1996
Technical Death Metal
In my eyes, Cryptopsy’s second album is one of the defining
moments of its genre. Taking everything that made the debut so good, and
multiplying every aspect of it by two. NSV is one of the most brutal and
interesting albums out there. The production quality, speed and overall
intensity is massively improved over the debut and while the production
certainly is a lot cleaner it works in the album’s favour and is certainly
nowhere near as glossy and over-polished as a lot of modern tech death tends to
be, mostly to its own detriment in the eyes of many listeners. No, this album
will still blow your head clean off. Call it a happy medium.
The ever insane sounding Lord Worm gives maybe his best
performance on this album. The guy sounds like a fucking rabid animal.

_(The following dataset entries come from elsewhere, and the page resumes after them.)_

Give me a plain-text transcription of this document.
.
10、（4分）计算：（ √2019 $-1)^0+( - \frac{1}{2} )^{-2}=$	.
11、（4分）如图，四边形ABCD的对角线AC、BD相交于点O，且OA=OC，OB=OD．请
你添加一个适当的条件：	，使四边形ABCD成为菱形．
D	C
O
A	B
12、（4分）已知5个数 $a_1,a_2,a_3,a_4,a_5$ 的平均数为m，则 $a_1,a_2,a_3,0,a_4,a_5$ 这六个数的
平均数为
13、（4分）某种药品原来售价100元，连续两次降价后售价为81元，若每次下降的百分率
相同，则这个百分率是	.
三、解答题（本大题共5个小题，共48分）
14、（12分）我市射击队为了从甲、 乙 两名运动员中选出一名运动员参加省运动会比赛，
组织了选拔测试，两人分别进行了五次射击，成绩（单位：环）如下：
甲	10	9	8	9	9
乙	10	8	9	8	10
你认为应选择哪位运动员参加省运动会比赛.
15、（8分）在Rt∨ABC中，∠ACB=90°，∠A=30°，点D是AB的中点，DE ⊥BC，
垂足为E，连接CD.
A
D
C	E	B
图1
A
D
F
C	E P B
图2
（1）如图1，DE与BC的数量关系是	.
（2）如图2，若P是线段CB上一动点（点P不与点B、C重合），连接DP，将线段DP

I’ve
seen some opinions that his performance is too monotonous or gravelly, and I
have to disagree. He throws in all kinds of possessed noises and on the whole
just sounds fully evil. His lyrics are as usual very well written with a poetic
quality to them, disturbing and articulate as opposed to many standard Death
Metal lyrics. Sure they’re nasty and everything, but he does it with a flair
that is pretty uncommon to this style of music (he’s a teacher of English, somewhat
unsurprisingly). Jon Levasseur and Steve Thibault (who for some reason is not
credited, he left after this album) contribute some infectious riffing and soloing
with abstract and twisted structure and a keen sense of melody without being
anything near “melodic Death Metal”. Flo Mounier is as crazy behind the kit as
ever, using the hyperblasts a lot more on this album and doing some backing
screams to good effect. New bassist Eric Langlois is all over the place, a more
than worthy successor to the excellent bass player on the debut album. He uses
more a funk style and tone with some savage slap playing during the breakdowns
and is perfectly audible. For 1996 this is surely a serious benchmark
soundwise.
Although most of their albums have something good to offer,
None So Vile is perhaps the highlight of this band’s work. Cryptopsy has always
been a musician’s band as well as a listener’s band and the musicianship on
display here is nothing short of seriously impressive. It may seem a bit crazy
and jarring if you’re unaccustomed to this kind of DM but personally I Iove this
kind of demented sounding music. Canada seems to be the wellspring of some of
the most crazy and fascinating music (these guys, Gorguts, early Kataklysm,
Purescence and Obliveon to name a few) in metal. What are they smoking?